Aku sudah tidak berusaha menata pikiran dan emosiku lagi, keduanya sudah berantakan, biarkan saja. Hujan sudah reda. Aku menghabiskan waktuku di atas motor dengan membiarkan air mataku mengalir bebas. Menangislah yang puas, lepaskan saja, begitu kataku pada aku sendiri, dibarengi dengan isakanku yang terdengar jelas sekali.
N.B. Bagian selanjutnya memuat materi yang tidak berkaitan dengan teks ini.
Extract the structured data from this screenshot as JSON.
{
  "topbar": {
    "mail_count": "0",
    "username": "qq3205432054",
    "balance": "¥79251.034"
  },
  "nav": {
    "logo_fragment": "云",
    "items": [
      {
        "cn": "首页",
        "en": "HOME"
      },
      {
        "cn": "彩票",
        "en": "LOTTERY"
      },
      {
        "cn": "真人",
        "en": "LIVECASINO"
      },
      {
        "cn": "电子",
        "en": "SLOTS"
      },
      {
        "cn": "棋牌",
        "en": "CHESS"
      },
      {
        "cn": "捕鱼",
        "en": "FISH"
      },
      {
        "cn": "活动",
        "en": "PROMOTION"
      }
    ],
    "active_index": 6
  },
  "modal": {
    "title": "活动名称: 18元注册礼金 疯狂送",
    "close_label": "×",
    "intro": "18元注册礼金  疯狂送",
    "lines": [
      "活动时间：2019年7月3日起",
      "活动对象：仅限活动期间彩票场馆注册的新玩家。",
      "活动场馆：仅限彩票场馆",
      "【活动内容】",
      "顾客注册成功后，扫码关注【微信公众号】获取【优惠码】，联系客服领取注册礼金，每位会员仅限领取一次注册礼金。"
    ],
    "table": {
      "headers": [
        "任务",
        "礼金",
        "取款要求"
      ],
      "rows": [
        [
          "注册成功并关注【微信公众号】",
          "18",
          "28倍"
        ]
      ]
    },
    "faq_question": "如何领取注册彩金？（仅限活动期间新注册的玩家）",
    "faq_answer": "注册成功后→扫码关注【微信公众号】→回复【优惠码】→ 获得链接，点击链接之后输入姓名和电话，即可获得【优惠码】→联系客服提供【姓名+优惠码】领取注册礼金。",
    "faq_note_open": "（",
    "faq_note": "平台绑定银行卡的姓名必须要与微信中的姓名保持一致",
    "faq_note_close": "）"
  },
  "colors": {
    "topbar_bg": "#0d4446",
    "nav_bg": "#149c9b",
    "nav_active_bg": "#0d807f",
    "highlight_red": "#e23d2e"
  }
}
Sisa minggu ini kemudian aku gunakan untuk benar-benar mencari kesibukan, karena aku sudah menata kembali pikiran dan emosiku, tetapi mereka masih rawan untuk berantakan lagi, sehingga aku benar-benar berhati-hati dan berusaha untuk tidak menyinggung apa pun mengenai 'dia' dan apapun yang berkaitan dengan 'dia' itu. Aku tidak tahu apakah aku berhasil atau tidak. Rasanya masih sama, kesal, sesak dan sedih. Tapi, tidak ada gunanya kan terus menerus memikirkan bahkan mencemaskan orang yang melupakanmu sebegitu mudahnya dan dengan cepat menghapusmu dari pikirannya?